Может, уже все равно, подумала она. Может, он так далеко зашел в ту страну, что ничего не изменится, делай с его телом что-то или не делай. Он уже сейчас выглядел заброшенным, запущенным, кожа — точно глина в их дворе, лицо сланцевое. Ногти на руках бесцветные и безжизненные, как куриные когти.

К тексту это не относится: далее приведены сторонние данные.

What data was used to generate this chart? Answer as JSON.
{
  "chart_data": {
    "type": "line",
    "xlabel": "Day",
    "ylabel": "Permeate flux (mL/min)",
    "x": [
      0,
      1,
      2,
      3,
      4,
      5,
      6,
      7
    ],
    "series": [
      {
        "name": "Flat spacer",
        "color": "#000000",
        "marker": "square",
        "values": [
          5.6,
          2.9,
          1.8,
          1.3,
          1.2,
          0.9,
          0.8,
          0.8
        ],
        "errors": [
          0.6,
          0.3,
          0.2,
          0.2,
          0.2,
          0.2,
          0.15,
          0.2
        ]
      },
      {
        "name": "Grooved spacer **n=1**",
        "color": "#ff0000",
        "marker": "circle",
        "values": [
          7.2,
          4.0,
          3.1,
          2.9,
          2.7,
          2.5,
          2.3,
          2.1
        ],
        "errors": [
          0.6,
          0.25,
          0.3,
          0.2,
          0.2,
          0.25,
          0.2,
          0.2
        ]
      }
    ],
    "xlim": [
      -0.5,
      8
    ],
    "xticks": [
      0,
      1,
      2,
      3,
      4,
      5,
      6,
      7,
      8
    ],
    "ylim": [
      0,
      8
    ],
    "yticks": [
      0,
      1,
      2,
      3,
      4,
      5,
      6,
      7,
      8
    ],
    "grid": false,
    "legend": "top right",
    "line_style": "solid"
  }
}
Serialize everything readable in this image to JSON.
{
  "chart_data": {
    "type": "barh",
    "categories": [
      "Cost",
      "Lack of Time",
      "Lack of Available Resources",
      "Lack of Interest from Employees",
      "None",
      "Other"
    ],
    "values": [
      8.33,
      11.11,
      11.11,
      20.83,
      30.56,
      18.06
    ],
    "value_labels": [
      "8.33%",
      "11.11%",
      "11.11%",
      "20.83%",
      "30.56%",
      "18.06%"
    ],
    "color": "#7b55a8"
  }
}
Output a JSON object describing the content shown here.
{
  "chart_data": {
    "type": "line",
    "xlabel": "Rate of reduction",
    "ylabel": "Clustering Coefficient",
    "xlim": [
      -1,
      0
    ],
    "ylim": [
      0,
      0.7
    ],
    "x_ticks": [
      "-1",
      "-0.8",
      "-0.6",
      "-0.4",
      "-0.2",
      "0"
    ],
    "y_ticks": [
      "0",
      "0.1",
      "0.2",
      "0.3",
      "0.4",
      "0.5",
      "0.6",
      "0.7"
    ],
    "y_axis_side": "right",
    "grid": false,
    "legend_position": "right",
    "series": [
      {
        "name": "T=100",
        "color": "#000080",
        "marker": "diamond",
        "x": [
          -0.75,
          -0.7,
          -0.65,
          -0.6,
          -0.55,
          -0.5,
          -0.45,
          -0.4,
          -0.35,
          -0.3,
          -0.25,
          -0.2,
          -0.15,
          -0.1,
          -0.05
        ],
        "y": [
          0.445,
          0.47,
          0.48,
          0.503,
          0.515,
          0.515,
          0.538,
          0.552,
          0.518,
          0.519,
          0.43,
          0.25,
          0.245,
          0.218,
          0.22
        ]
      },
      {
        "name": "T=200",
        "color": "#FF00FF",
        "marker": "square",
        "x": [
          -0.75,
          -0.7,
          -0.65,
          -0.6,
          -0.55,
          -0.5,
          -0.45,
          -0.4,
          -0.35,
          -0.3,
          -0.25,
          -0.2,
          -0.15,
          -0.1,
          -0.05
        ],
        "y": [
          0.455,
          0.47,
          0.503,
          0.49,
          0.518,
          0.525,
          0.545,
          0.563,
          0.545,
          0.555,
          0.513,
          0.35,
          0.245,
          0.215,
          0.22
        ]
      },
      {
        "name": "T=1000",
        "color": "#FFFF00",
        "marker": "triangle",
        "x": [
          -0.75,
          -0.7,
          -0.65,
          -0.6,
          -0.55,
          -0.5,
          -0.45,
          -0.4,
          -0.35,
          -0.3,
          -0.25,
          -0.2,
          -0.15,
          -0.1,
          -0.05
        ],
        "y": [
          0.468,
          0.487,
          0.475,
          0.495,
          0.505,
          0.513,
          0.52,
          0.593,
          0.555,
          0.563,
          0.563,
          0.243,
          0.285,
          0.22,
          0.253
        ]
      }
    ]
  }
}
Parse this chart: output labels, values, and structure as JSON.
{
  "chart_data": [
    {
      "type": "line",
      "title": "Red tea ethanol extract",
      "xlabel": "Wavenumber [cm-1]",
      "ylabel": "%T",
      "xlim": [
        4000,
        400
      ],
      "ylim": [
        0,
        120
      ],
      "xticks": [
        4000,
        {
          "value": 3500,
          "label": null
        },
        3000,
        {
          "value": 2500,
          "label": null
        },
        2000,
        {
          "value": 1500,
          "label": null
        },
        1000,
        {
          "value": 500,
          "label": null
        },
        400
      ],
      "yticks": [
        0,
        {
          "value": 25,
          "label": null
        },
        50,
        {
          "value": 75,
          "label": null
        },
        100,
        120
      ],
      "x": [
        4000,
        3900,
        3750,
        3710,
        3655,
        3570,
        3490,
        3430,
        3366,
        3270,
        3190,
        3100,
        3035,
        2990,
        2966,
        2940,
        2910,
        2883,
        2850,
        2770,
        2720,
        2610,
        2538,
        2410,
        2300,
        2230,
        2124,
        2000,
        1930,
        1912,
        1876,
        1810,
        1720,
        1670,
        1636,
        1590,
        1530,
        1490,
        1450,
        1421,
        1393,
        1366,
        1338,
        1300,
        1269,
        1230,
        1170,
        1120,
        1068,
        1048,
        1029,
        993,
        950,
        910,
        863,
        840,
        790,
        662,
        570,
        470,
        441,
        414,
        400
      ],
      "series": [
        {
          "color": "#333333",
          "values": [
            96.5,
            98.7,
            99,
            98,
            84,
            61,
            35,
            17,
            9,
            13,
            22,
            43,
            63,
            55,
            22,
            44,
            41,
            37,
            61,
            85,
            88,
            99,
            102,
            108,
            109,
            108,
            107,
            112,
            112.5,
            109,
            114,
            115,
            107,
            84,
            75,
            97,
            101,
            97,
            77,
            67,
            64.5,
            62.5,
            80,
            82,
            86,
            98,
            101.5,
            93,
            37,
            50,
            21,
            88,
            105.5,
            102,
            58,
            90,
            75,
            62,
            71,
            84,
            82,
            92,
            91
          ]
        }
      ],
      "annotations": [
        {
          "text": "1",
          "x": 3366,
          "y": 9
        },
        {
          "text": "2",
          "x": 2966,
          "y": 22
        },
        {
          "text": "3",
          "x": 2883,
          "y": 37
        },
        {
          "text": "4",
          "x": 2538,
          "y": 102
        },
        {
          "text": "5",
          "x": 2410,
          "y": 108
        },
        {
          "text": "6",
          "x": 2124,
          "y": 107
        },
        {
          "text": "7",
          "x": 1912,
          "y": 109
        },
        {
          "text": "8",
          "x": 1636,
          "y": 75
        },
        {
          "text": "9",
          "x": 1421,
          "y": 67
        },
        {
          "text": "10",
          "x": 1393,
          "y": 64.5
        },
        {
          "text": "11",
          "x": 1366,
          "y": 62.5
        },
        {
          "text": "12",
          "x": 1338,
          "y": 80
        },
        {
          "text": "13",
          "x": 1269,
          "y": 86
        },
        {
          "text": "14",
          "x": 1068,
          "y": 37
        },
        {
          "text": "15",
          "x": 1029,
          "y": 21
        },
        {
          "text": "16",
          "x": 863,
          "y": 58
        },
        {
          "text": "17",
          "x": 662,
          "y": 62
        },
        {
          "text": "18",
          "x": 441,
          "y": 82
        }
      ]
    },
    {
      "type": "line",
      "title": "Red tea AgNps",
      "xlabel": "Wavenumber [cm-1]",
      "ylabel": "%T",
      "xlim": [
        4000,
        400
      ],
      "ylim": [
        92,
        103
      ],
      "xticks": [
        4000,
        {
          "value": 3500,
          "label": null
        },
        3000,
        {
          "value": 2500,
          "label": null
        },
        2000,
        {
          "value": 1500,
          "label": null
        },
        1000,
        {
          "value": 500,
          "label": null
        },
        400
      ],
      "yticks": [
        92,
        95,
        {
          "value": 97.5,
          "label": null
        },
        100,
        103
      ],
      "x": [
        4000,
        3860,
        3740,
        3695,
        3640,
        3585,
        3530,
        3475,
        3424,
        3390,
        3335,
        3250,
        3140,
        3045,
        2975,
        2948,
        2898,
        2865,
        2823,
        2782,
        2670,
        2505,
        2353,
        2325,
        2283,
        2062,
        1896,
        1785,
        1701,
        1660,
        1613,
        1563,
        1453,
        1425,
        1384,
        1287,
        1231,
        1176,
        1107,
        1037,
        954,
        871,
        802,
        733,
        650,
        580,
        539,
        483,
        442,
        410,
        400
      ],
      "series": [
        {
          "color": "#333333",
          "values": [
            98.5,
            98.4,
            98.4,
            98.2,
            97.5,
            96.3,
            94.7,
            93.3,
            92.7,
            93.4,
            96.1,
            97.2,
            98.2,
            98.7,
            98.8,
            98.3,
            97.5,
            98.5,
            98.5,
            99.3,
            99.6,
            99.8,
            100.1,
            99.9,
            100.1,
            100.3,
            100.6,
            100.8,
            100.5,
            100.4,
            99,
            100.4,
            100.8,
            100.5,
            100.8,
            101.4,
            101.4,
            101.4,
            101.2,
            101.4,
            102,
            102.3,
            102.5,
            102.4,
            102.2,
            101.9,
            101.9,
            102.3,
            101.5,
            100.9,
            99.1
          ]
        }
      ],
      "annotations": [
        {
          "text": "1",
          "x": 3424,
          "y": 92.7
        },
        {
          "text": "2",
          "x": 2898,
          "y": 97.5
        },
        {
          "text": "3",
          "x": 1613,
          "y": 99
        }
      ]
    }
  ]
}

Он вспорол ее как тряпичную куклу и наполнил своим злом. Вот почему она приехала в ту ночь на краденой машине и увидела, как он лежит на кровати, совсем беспомощный, потому что вновь ушел вслед за своим дьяволом в страну ночи. Она подсунула руки под его неподвижное тело, напрягла все силы, приподняла и перевернула его лицом вниз, чтобы он не ожил. Теперь он мертвец, и она не станет о нем горевать. Его отправят в больницу угольной компании «Удача». Или как она там теперь называется. Больница долго простояла закрытой, а потом стала приютом, откуда никто не возвращался. Когда Бобби была маленькой, ее уже собирались закрывать; Флойд как-то раз указал в ту сторону из окна грузовика и сказал: не дай им отвезти меня туда. Не разрешай им резать меня. Он взял с нее обещание.

Вошла другая монашка — молодая, розовощекая, — с принадлежностями для мытья.

Она радостно поздоровалась, как будто соскучась. Поставила таз в раковину, открыла воду, проверила температуру, словно младенца собиралась купать; а Бобби смотрела.

— Так вы дочь мистера Шафто? — спросила монашка. Она опустила перила у койки Флойда, поставленные на случай, если он вдруг очнется и решит перевернуться или встать, — чтобы не свалился.

— Внучка, — сказала Бобби.

— А-а. А я думала…

— В двух словах трудно объяснить, — сказала Бобби. Слишком трудно. Слишком тяжело.

Молодая монашка принялась мыть Флойда, не переставая разговаривать то с ним, то с Бобби. Ну, как мы себя чувствуем. Сегодня мы и белье поменяем. Ну-ка, прошу прощения. Приподнимемся.

— Я сама могу это сделать, — смутившись, сказала Бобби. — Давайте я.

— Да мне нетрудно, — ответила девчушка.

— Это и моя работа, — настаивала Бобби. — Я сама санитарка. Каждый день таким занимаюсь.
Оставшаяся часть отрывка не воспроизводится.